One week after admission, an immunosuppressive regimen was started including 1 mg/kg body weight methylprednisolone and 5 mg/kg body weight ciclosporin. The fever decreased over several days after initiation of therapy and laboratory values normalized (Table1). After two weeks of therapy, the cytokine levels in the peripheral blood were already dramatically reduced (Table2). The patient was maintained on 5 mg prednisolone and cyclosporine 2-6 mg/kg/d and to date he has had no further relapses for over a year.

In acquired cases of macrophage activation syndrome (MAS), the clinical course is usually rapidly progressive with multi-system organ failure often occurring within weeks of the initial diagnosis of the syndrome. This syndrome is caused by dysregulated macrophage-lymphocyte interaction, which leads to uncontrolled proliferation of macrophages and CD8⁺ T-cells with up-regulated release of monokines, mainly of the interleukin-1 family (interleukin-1α and 1β and interleukin-18), whereas levels of T-cell–derived cytokines, such as interferon-γ, are much less increased [12]. Recently, cell-type specific characteristics of ‘immature antigen presenting cells (APC)’ from patients with MAS have been described. It is known that tumours (especially fibroblasts) can express M-CSF, which could influence the development of immature phagocytic APCs [13]. In our patient, fulminant MAS was present for approximately 3 weeks until the initiation of therapy. The standard definition of HLH requires the presence of at least five of nine clinical criteria. Our patient fulfilled seven of these criteria (Table2). Additionally, we could find an extramedullary manifestation of MAS, namely a proliferative (Ki-67-positive) histiocytic cell infiltrate in both elbows of the patient. Typically in the acute phase of the cytokine storm, lymphohistiocytic infiltrates can be found in the spleen, lymph nodes and bone marrow [5]. A CD1a staining of the cubital veins remained negative, thus making the diagnosis of Langerhans-cell histiocytosis unlikely. In the absence of a clinically apparent malignancy, in addition to MAS, the differential diagnosis for fever with splenomegaly, liver failure and bilaterally enlarged lymph nodes includes premalignant, inflammatory, infectious, genetic and toxic causes. All of these could be ruled out on the basis of the history and laboratory studies. Acute EBV and CMV infections are associated with fever, pharyngitis, lymphadenopathy and fatigue and would likely have been self-limited. The differential diagnosis of sarcoidosis was mainly ruled out because no granulomas could be found in any of the biopsies. Furthermore, the bone marrow did not show any premalignant, infiltrative or infectious processes.

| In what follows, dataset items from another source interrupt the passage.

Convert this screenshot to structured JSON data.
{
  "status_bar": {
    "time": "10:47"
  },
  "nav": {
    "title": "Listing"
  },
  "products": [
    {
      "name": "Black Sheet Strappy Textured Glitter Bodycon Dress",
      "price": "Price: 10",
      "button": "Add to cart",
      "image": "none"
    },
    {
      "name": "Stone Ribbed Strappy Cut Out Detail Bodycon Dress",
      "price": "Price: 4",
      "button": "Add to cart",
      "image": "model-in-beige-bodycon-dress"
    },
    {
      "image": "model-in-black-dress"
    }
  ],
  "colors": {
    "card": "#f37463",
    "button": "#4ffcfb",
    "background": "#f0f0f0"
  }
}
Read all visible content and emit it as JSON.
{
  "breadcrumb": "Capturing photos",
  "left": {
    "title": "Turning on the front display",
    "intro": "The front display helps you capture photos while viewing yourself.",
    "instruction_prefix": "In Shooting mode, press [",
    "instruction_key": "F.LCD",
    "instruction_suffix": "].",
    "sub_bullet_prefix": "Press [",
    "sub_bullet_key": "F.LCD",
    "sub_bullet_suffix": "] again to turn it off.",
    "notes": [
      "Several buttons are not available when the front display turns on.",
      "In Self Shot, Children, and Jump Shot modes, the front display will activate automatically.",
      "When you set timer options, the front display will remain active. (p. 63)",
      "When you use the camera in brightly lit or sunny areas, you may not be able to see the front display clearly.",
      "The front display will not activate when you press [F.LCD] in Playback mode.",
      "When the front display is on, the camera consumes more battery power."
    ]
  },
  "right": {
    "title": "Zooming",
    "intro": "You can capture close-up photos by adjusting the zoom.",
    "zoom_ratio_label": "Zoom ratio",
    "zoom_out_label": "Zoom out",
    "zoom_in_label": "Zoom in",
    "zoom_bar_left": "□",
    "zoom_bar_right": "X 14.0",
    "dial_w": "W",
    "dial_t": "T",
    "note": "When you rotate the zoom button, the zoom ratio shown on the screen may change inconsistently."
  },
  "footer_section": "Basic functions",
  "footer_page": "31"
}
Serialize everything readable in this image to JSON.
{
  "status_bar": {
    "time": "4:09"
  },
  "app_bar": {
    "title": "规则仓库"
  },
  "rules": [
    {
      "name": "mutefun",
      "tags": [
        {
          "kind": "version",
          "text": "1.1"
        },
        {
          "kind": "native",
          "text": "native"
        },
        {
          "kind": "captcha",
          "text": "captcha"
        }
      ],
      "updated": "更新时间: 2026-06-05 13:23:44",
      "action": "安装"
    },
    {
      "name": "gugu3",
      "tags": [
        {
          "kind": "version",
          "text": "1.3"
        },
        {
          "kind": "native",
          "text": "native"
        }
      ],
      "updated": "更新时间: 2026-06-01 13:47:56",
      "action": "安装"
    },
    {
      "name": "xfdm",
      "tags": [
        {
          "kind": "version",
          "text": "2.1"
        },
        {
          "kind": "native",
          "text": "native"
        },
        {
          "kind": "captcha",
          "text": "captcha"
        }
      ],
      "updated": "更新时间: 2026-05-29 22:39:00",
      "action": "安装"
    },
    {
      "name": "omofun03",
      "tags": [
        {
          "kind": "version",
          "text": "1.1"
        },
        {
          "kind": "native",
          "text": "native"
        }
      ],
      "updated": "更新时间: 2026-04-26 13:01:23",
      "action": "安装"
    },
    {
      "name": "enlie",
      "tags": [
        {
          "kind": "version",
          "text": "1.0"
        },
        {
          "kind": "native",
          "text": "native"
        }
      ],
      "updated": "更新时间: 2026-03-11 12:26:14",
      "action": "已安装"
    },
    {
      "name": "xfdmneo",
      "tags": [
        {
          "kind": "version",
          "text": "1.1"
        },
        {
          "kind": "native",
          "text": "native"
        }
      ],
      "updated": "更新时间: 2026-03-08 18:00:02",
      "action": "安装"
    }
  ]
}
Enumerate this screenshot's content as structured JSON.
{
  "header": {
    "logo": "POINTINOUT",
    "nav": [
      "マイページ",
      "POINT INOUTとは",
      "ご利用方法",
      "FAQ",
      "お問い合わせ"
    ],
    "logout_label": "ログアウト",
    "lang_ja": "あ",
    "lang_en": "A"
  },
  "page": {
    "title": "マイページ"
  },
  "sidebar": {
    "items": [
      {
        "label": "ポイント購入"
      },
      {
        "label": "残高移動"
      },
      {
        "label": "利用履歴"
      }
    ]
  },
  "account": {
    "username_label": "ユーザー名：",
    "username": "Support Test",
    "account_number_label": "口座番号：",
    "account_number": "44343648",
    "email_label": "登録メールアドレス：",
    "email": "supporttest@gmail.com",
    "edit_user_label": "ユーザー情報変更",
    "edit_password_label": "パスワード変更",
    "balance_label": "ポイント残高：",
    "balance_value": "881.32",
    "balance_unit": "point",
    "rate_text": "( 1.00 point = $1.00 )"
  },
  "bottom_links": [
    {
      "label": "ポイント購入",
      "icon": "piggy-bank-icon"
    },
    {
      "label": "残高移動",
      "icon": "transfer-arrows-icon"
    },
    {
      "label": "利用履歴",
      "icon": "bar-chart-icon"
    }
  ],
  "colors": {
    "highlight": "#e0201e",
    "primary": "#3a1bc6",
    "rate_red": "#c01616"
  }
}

Several treatment options have been reported in the literature for MAS. A treatment protocol from the Histiocyte Society recommends a therapeutic regimen of etoposide, dexamethasone and cyclosporine [14]. In other cases, high-dose steroids, cyclosporine, antihuman thymocyte globulin (ATG), intravenous immune globulin (IVIG), plasma exchange and allogeneic bone marrow transplantation have been described. Recently, treatment with an IL-1 beta receptor antagonist (anakinra) was successful in several cases of severe paediatric rheumatic disease-associated MAS [15, 16]. It can be speculated that other immunomodulatory therapies (alemtuzumab, infliximab, daclizumab, selective IL-1 and IL-6 antagonists) might influence the course of the disease beneficially, but clinical trials remain almost impossible due to the rare occurrence of the disease.

In summary, we describe the first patient with macrophage activation syndrome (MAS) and a history of an inflammatory myofibroblastic tumour, which could be controlled by immunosuppressive therapy including steroids and cyclosporine.

Written informed consent was obtained from the patient for publication of this case report.